There is an obvious element of authoritarianism and intolerance, with the creation of a set of boundaries of who is in and out of this national community. There is an “us” of patriots who are royal loving, and a “them” who are unpatriotic and republican.
It does not take much to see this divide extrapolated into a bitter “culture war” language led by the right-wing press to offer cover for Liz Truss as an economic tsunami hits millions, while they cut the taxes of the rich and uncap banker bonuses. The academic Stephen Reicher observed: “What makes this exercise so effective is that a loyalist and deferential version of Britishness is not simply imposed on us from the top.”
This cover of monarchy combines the credo of continuity and change, Tom Nairn’s “glamour of backwardness” and the rhetoric of modernisation. Historian David Cannadine observed that while the royal family “legitimates the status quo”, it also remains true that “during the past 200 years or so, the status quo has itself changed profoundly and the public, ceremonial image of the monarchy has changed along with it.”
Writing in 1983, Cannadine imagined a UK where “the next coronation takes place without a House of Lords, a Commonwealth or an established church”, but many things would remain the same: “the role of the ceremonial in creating the comforting picture of stability, tradition and continuity will only be further enhanced.”
The Lords will not be abolished in time for next year’s coronation, but the point remains that as the UK increasingly changes and the old anchor points weaken, so the drive for ceremony, ritual and occasion on the terms of the establishment increases.
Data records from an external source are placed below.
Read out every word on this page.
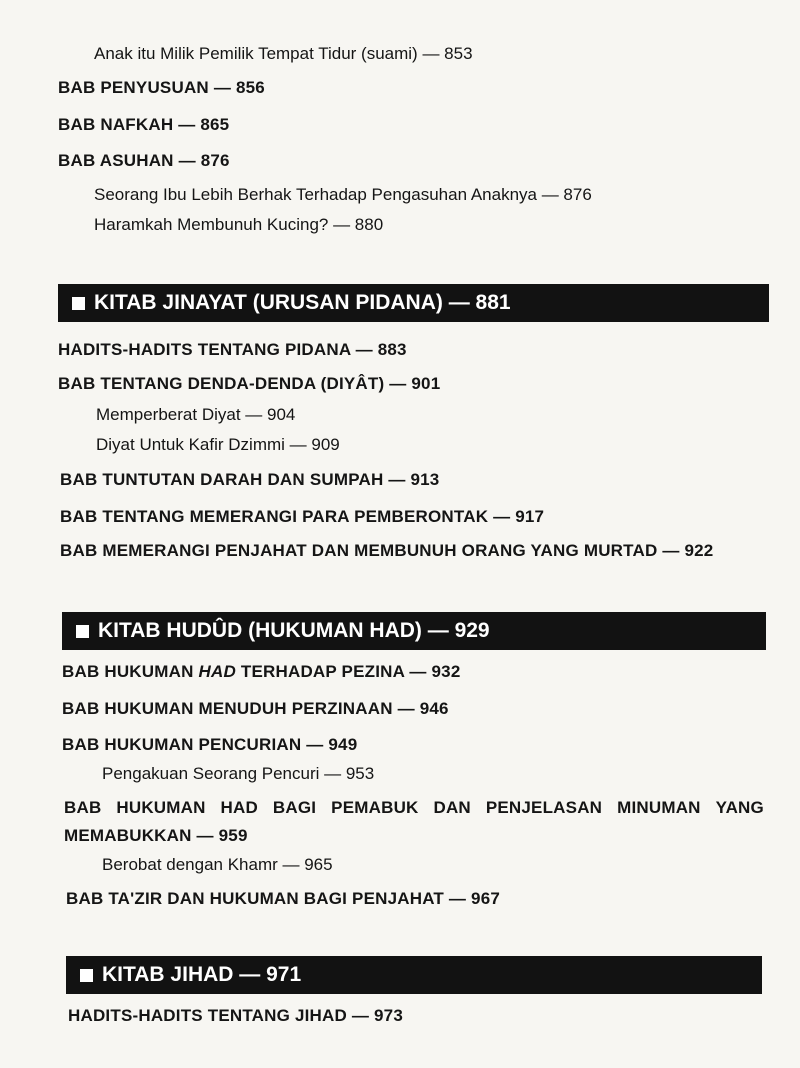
Anak itu Milik Pemilik Tempat Tidur (suami) — 853
BAB PENYUSUAN — 856
BAB NAFKAH — 865
BAB ASUHAN — 876
Seorang Ibu Lebih Berhak Terhadap Pengasuhan Anaknya — 876
Haramkah Membunuh Kucing? — 880
KITAB JINAYAT (URUSAN PIDANA) — 881
HADITS-HADITS TENTANG PIDANA — 883
BAB TENTANG DENDA-DENDA (DIYÂT) — 901
Memperberat Diyat — 904
Diyat Untuk Kafir Dzimmi — 909
BAB TUNTUTAN DARAH DAN SUMPAH — 913
BAB TENTANG MEMERANGI PARA PEMBERONTAK — 917
BAB MEMERANGI PENJAHAT DAN MEMBUNUH ORANG YANG MURTAD — 922
KITAB HUDÛD (HUKUMAN HAD) — 929
BAB HUKUMAN HAD TERHADAP PEZINA — 932
BAB HUKUMAN MENUDUH PERZINAAN — 946
BAB HUKUMAN PENCURIAN — 949
Pengakuan Seorang Pencuri — 953
BAB HUKUMAN HAD BAGI PEMABUK DAN PENJELASAN MINUMAN YANG
MEMABUKKAN — 959
Berobat dengan Khamr — 965
BAB TA'ZIR DAN HUKUMAN BAGI PENJAHAT — 967
KITAB JIHAD — 971
HADITS-HADITS TENTANG JIHAD — 973
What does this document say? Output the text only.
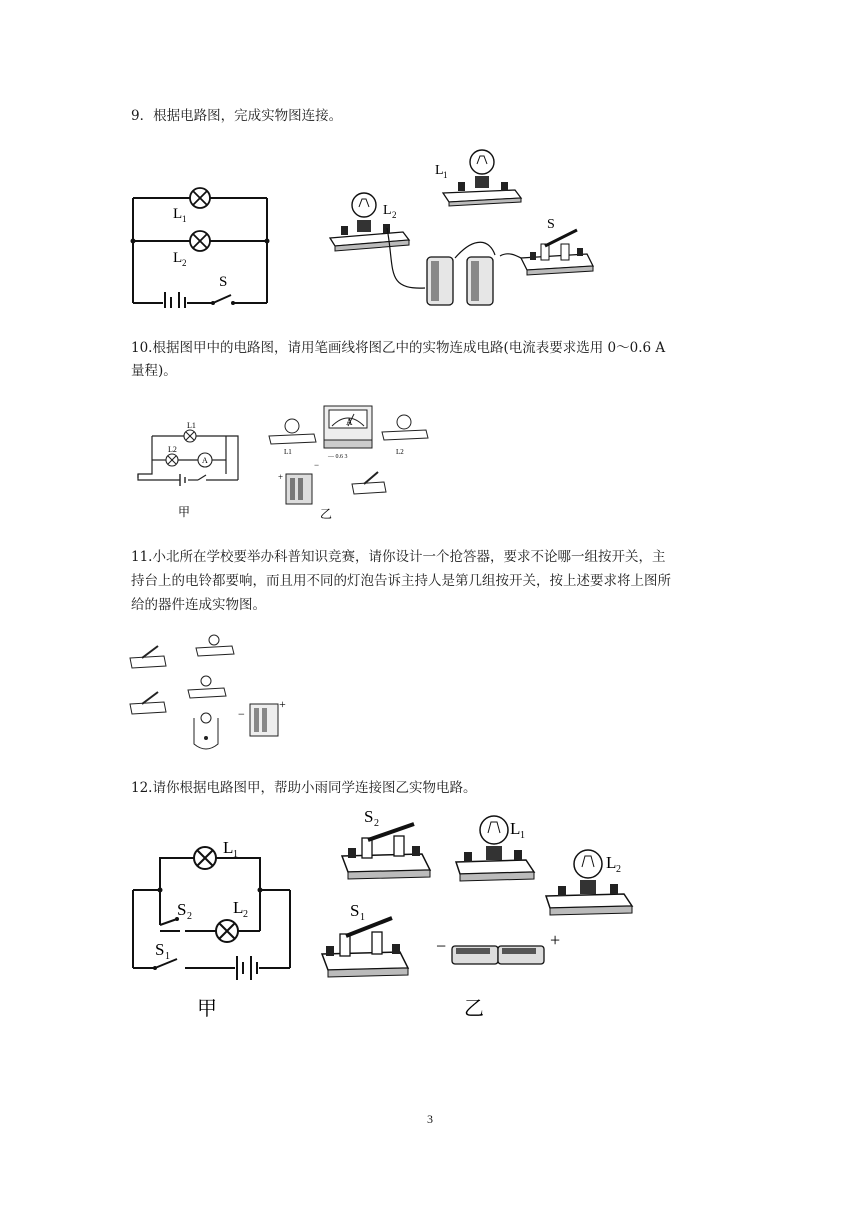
9．根据电路图，完成实物图连接。

L 1
L 2
S
L 1
L 2
S

10.根据图甲中的电路图，请用笔画线将图乙中的实物连成电路(电流表要求选用 0～0.6 A

量程)。

L1
L2
A
甲
L1
A
— 0.6 3
L2
+
−
乙

11.小北所在学校要举办科普知识竞赛，请你设计一个抢答器，要求不论哪一组按开关，主

持台上的电铃都要响，而且用不同的灯泡告诉主持人是第几组按开关，按上述要求将上图所

给的器件连成实物图。

−
+

12.请你根据电路图甲，帮助小雨同学连接图乙实物电路。

L 1
S 2 L 2
S 1
甲
S 2	L 1
L 2
S 1
−	+
乙
3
“Power in this old country still flows from the top” wrote Neal Ascherson in The Atlantic. The 1688 “glorious revolution” much cited of late replaced royal absolutism and “the divine right of kings” with parliamentary absolutism and parliamentary sovereignty. This meant that Enlightenment ideas of the people and popular sovereignty bypassed Britain and its “English Constitution” and are regarded as alien to this day.
This leaves the UK in a state of undemocracy. First, the actual Crown has multiple legal, financial and constitutional opt-outs and privileges, alongside an industrial scale exemption from laws with impact on royal incomes, estates and enterprises.
Second, if this were not enough, the Crown remains the symbolic source of power used to enact substantive political power by the executive to hide it behind a cloak of secrecy free from accountability and scrutiny.
There is a sense that the Queen, as Andrew Rawnsley observed, did her job too well keeping a host of illusions and delusions alive: “I wonder whether she was a bit too good at providing camouflage for the challenges facing Britain by being such a source of comfort and object of pride for a country in relative decline.”
These past few days, as well as revealing widespread genuine affection for the person who was Elizabeth and thanks for decades of public duty, have shown a concerted establishment operation to reconstruct and validate an official story of Britain where, despite everything, it is supposedly going to be alright.
Never mind economic decline, Brexit self-harm, and that the UK is one of the most unequal countries in the developed world. Put to the back of your mind that, while this is a wonderful country to be uber-rich in, it is a harsh, uncompassionate country in which to be poor and disadvantaged – with poor people in Ireland or Slovenia in an increasingly better position.
Britain’s official story and the vision of the future it offers its non-citizens is increasingly grim and without much hope and light. Hence all the diversions. It is proper to respect and honour the genuine emotions in play but we need to see what they are being appropriated for – and see this threadbare, deceitful and dishonest account of Britain for what it is, challenge it and overthrow it for good.